Sketching it didn't help, though. The images were and still are there in my head... all a disconnected jumble. I was talking about this with a friend yesterday, and I think part of the reason I'm having so much trouble connecting the images and building a comprehensive movie of what was happening is that my perspective was not what it usually is. I usually see entirely too much detail about the physical world, as I mentioned. I may or may not notice that the couple in the corner are making googly eyes at each other, but I guarantee I'll notice whether the columns they're eyeing each other around are Corinthian, Doric, or Ionic. I usually have a near 360 degree view of my surroundings, always checking the edges. I may never turn my attention fully to those things on the periphery, but I know where they are and more or less what they are. In this situation, though, I was so completely focused on Luke and on his injuries and his condition that I remember feeling like I had tunnel vision. I don't multi-task very well in general, and it was all I could do to keep up with Luke. My surroundings, from the moment I put my hand on his throat to check for a pulse, virtually ceased to exist. I don't remember crowd sounds, I don't remember traffic noises. I don't remember light or shadow or the composition of the crowd or whether there was litter on the street. I only remember the maroon paint of the Blazer, the black glass everywhere, and Luke's brown skin and red blood. His hair was very dark, and curly, and frizzy. It was like mine is when I've given it the day off and not put any "product" in it. I don't even remember what he was wearing.

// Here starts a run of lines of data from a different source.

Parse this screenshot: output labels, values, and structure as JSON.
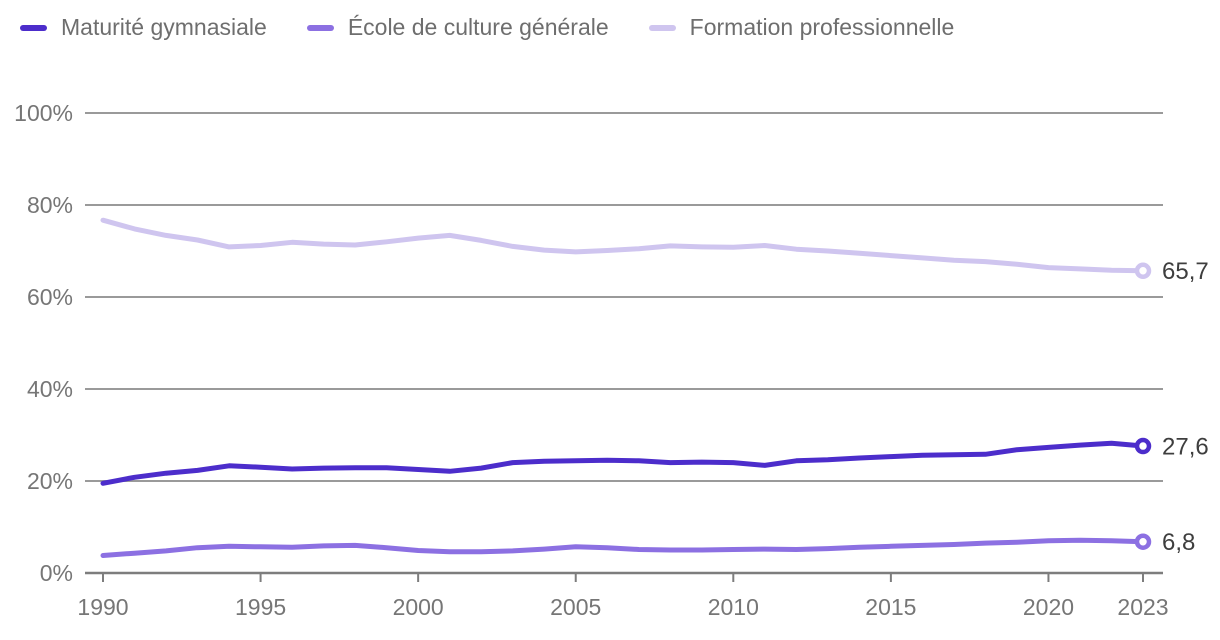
{
  "chart_data": {
    "type": "line",
    "x": [
      1990,
      1991,
      1992,
      1993,
      1994,
      1995,
      1996,
      1997,
      1998,
      1999,
      2000,
      2001,
      2002,
      2003,
      2004,
      2005,
      2006,
      2007,
      2008,
      2009,
      2010,
      2011,
      2012,
      2013,
      2014,
      2015,
      2016,
      2017,
      2018,
      2019,
      2020,
      2021,
      2022,
      2023
    ],
    "series": [
      {
        "name": "Maturité gymnasiale",
        "slug": "maturite-gymnasiale",
        "color": "#4c2dcb",
        "end_label": "27,6",
        "values": [
          19.5,
          20.8,
          21.7,
          22.3,
          23.3,
          23.0,
          22.6,
          22.8,
          22.9,
          22.9,
          22.5,
          22.1,
          22.8,
          24.0,
          24.3,
          24.4,
          24.5,
          24.4,
          24.0,
          24.1,
          24.0,
          23.4,
          24.4,
          24.6,
          25.0,
          25.3,
          25.6,
          25.7,
          25.8,
          26.8,
          27.3,
          27.8,
          28.2,
          27.6
        ]
      },
      {
        "name": "École de culture générale",
        "slug": "ecole-de-culture-generale",
        "color": "#8c70e2",
        "end_label": "6,8",
        "values": [
          3.8,
          4.3,
          4.8,
          5.5,
          5.8,
          5.7,
          5.6,
          5.9,
          6.0,
          5.5,
          4.9,
          4.6,
          4.6,
          4.8,
          5.2,
          5.7,
          5.5,
          5.1,
          5.0,
          5.0,
          5.1,
          5.2,
          5.1,
          5.3,
          5.6,
          5.8,
          6.0,
          6.2,
          6.5,
          6.7,
          7.0,
          7.1,
          7.0,
          6.8
        ]
      },
      {
        "name": "Formation professionnelle",
        "slug": "formation-professionnelle",
        "color": "#cfc5ef",
        "end_label": "65,7",
        "values": [
          76.7,
          74.8,
          73.4,
          72.4,
          70.9,
          71.2,
          71.9,
          71.5,
          71.3,
          72.0,
          72.8,
          73.4,
          72.3,
          71.0,
          70.2,
          69.8,
          70.1,
          70.5,
          71.1,
          70.9,
          70.8,
          71.2,
          70.4,
          70.0,
          69.5,
          69.0,
          68.5,
          68.0,
          67.7,
          67.1,
          66.4,
          66.1,
          65.8,
          65.7
        ]
      }
    ],
    "yticks": [
      {
        "label": "0%",
        "value": 0
      },
      {
        "label": "20%",
        "value": 20
      },
      {
        "label": "40%",
        "value": 40
      },
      {
        "label": "60%",
        "value": 60
      },
      {
        "label": "80%",
        "value": 80
      },
      {
        "label": "100%",
        "value": 100
      }
    ],
    "xticks": [
      {
        "label": "1990",
        "value": 1990
      },
      {
        "label": "1995",
        "value": 1995
      },
      {
        "label": "2000",
        "value": 2000
      },
      {
        "label": "2005",
        "value": 2005
      },
      {
        "label": "2010",
        "value": 2010
      },
      {
        "label": "2015",
        "value": 2015
      },
      {
        "label": "2020",
        "value": 2020
      },
      {
        "label": "2023",
        "value": 2023
      }
    ],
    "xlim": [
      1990,
      2023
    ],
    "ylim": [
      0,
      100
    ],
    "grid": true,
    "legend_position": "top"
  },
  "colors": {
    "grid": "#9a9a9a",
    "axis": "#7d7d7d",
    "tick_label": "#767676",
    "legend_text": "#6e6e6e",
    "end_label_text": "#3e3e3e",
    "marker_fill": "#ffffff"
  }
}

I do remember the texture and color of the glove I picked up out of the Blazer... I just reached around the window frame into what would have been the cargo area and grabbed an eggshell-colored knitted wool glove. I remember thinking that I hoped it was clean, just before I used it to cover the wound on the back of his hand. It didn't seem very absorbent, and it was hard to get much direct pressure with the other injuries and the glass everywhere. He didn't seem to be bleeding too much from his hand, though.

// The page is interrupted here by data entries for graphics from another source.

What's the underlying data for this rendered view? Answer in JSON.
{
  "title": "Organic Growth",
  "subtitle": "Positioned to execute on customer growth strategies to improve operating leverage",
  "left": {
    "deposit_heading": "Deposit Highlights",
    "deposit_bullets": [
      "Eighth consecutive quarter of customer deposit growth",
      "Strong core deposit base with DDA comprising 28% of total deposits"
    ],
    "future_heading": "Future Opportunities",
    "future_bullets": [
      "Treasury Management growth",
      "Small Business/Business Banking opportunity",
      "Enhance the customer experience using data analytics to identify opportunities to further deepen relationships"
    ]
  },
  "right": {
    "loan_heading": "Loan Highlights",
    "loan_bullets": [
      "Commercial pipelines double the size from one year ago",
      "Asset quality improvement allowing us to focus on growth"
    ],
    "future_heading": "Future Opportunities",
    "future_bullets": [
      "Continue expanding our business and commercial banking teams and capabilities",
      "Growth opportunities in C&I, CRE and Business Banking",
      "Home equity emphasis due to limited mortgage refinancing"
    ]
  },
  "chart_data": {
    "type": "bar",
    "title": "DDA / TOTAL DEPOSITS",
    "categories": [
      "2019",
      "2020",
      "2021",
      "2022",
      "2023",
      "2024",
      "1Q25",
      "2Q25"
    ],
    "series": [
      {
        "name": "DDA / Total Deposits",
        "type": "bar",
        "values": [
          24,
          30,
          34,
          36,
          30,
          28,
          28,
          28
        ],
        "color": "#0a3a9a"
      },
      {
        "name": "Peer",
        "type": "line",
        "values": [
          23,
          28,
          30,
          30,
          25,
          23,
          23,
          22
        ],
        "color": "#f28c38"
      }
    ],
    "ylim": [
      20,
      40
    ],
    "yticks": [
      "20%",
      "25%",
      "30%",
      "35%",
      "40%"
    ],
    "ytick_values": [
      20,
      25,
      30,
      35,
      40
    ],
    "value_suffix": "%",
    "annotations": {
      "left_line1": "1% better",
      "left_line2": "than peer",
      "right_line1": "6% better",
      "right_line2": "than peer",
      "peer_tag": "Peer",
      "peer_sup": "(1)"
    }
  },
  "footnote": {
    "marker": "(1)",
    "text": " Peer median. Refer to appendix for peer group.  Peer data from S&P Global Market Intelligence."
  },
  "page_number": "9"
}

I remember his face often. The red of blood on the brown of skin and the fear in his face when he realized he was alive and surrounded by strangers. His girlfriend came out of the building, I'm told, from which he had jumped. I never even saw her, but I'm told that she approached us at the car and looked down at him and then backed away. I never became aware of her at all. I was so grateful when Tuffy slid up next to me on my right side, because I felt safer then, with him there, guarding my flank. The surgeon who asked Luke about his medicines came up on my left side. I remember only that his skin wasn't white, I couldn't have identified his race beyond that. Later, Amy and Tuffy told me he was Asian, but I don't remember. I remember ignoring some interfering noise coming from that side of my body while I was trying to get Luke to lie still, I imagine he must've been speaking. Eventually he touched my shoulder, made me stop and pay attention to him, told me he was a doctor. When he did, I stopped talking to Luke, and just listened.

Amy saw the crowd come and go. Some people were claiming that he jumped from the "El" but that was clearly impossible from where he landed. It did look as though he had from across the street, though. A train went by on the "El" track just before we heard the sound of him landing on top of the Blazer. It seemed from the timing of the sounds that he'd been thrown from the train, or had been knocked off the track by the passage of the train.

And now, for a minute, my head is blessedly empty. So I'm off to bed. I hope this is the last of it, but I doubt it will be. Sorry, readers. Thanks for your patience.

2 comments:

Anonymous said...

did you ever find out what happened to him ?

Thalassa said...

I never did. There was only the briefest mention of his suicide attempt in the newspaper the next day and never any followup. His name wasn't in the article, so it was hard to do follow-up searches. No young men named Luke showed up in the obituaries in the 6 weeks or so after the accident that I kept searching, so I hope he didn't die, but it's far from conclusive.